© Richie Hopson
Marios Papadopoulos und Samira Saadoun, St. George’s, University of London, London, UK

Multimodales Monitoring von Patienten mit akuter, schwerer Rückenmarksverletzung

Gefördert in: 2015, 2016, 2017


Zur Übersicht

Problem: Die Versorgung von rückenmarkverletzten Patienten in der akuten Phase ist sehr unterschiedlich, da es kein standardisiertes Monitoring gibt, die als Richtlinien für die behandelnden Ärzte gelten.

Ansatzpunkt: Anwendung einer neu-entwickelten Methode zur intraspinalen Druckmessung bei Patienten mit Rückenmarksverletzung.

Zielsetzung: Verbesserung der Versorgung von rückenmarksverletzten Patienten auf der Intensivstation.

 

Einführung: Die Versorgung von rückenmarkverletzten Patienten in der akuten Phase ist sehr unterschiedlich, da es mangels eines standardisierten Monitorings für das Rückenmark keine objektiven Richtlinien und -größen für die behandelnden Ärzte gibt. Die Arbeitsgruppe entwickelte eine Technik für die Überwachung des Drucks im Rückenmark bei rückenmarksverletzten Patienten, ähnlich der Überwachung des Hirndrucks, die für die Behandlung von Patienten mit Hirnverletzungen grundlegend ist.

Problemstellung: Eines der Studienziele ist die Entwicklung eines Mikrodialyse Monitorings, das stündlich Information über die Stoffwechselsituation im verletzten Rückenmark gibt. Eine zweite Fragestellung untersucht abnormale elektrische Aktivität an der Verletzungsstelle, sogenannte „spreading depolarisation“ d.h. sich ausbreitende Depolarisierungswellen. Drittens soll als Schlussfolgerung ein neues Konzept für die kontinuierliche Überwachung des optimalen Rückenmarksdrucks (cSCPPopt) entwickelt werden.

Methoden: In die Studie werden erwachsene Patienten mit einer schweren Rückenmarksverletzung eingeschlossen, die innerhalb von 72 Stunden operiert werden.

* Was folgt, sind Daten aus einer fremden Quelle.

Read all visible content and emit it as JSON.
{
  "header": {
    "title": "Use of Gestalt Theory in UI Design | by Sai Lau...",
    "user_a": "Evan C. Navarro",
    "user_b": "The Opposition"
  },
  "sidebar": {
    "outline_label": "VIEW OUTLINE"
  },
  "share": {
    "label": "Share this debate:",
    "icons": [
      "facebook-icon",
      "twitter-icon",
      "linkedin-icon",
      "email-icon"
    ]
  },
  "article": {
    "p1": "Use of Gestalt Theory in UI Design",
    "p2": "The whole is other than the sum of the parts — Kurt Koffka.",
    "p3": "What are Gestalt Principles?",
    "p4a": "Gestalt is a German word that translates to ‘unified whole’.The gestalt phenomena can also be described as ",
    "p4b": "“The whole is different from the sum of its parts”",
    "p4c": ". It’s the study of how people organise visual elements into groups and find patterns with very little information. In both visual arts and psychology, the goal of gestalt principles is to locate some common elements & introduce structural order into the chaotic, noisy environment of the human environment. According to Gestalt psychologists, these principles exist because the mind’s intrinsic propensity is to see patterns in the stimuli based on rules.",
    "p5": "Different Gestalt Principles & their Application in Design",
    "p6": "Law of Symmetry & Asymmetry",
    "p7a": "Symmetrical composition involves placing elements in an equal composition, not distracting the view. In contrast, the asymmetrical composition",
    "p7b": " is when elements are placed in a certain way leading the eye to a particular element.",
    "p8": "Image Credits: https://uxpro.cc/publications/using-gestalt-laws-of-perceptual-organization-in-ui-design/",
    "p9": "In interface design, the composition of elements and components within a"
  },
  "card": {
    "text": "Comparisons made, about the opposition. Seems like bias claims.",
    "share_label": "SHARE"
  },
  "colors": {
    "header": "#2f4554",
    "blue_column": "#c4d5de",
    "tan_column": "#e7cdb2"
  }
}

Die Sonden für Druck und Mikrodialyse und die Elektroden werden an der Verletzungsstelle auf der Oberfläche des Rückenmarks plaziert. Bei 20 Patienten wird der spinale Druck und die Mikrodialysedaten gemessen, bei 10 Patienten werden die der spinalen Druck und die „spreading depolarisations“ (Entladung von Nervenzellen, die sich wellenartig ausbreiten) erhoben: das Konzept des cSCPP opt wird anhand der Daten von 65 Patienten untersucht.

Erwartete Ergebnisse: Es wird erwartet, dass die Mikrodialyse-Daten die notwendigen Informationen liefern, anhand derer die akute Patientenversorgung mit Rückenmarksverletzung ausgerichtet werden kann; so kann z.B. der Anstieg des spinalen Drucks zu einem abnormen Gewebestoffwechsel im Rückenmark führen. Ein erhöhter spinaler Druck ist somit ein Alarmzeichen für die behandelnden Ärzte und muss konsequenterweise gesenkt werden. Es wird auch erwartet, dass nach Rückenmarksverletzung „spreading depolarisations“ auftreten und schädigend wirken: Wenn diese Hypothese von den Daten belegt wird, wird das zu einer neuartigen Behandlung führen, mit der medikamentös die „spreading depolarisations“ verhindert werden. Außerdem wird postuliert, dass es möglich ist den kontinuierlich optimalen spinal Druck cSCPPopt zu definieren, an dem sich dann die Einstellung des spinalen Perfusionsdrucks ausrichten wird.

Intraoperative Visualisierung des Blutflusses innerhalb des verletzten Rückenmarks, dargestellt bei zwei unterschiedlichen Perfusionsdrücken des Rückenmarks (Methode: ICG Fluoreszenz)


Anwendung: Unsere Überwachungstechniken und das neue Konzept des cSCPPopt werden wahrscheinlich zu einer Verbesserung der Versorgung von rückenmarksverletzten Patienten auf der Intensivstation führen.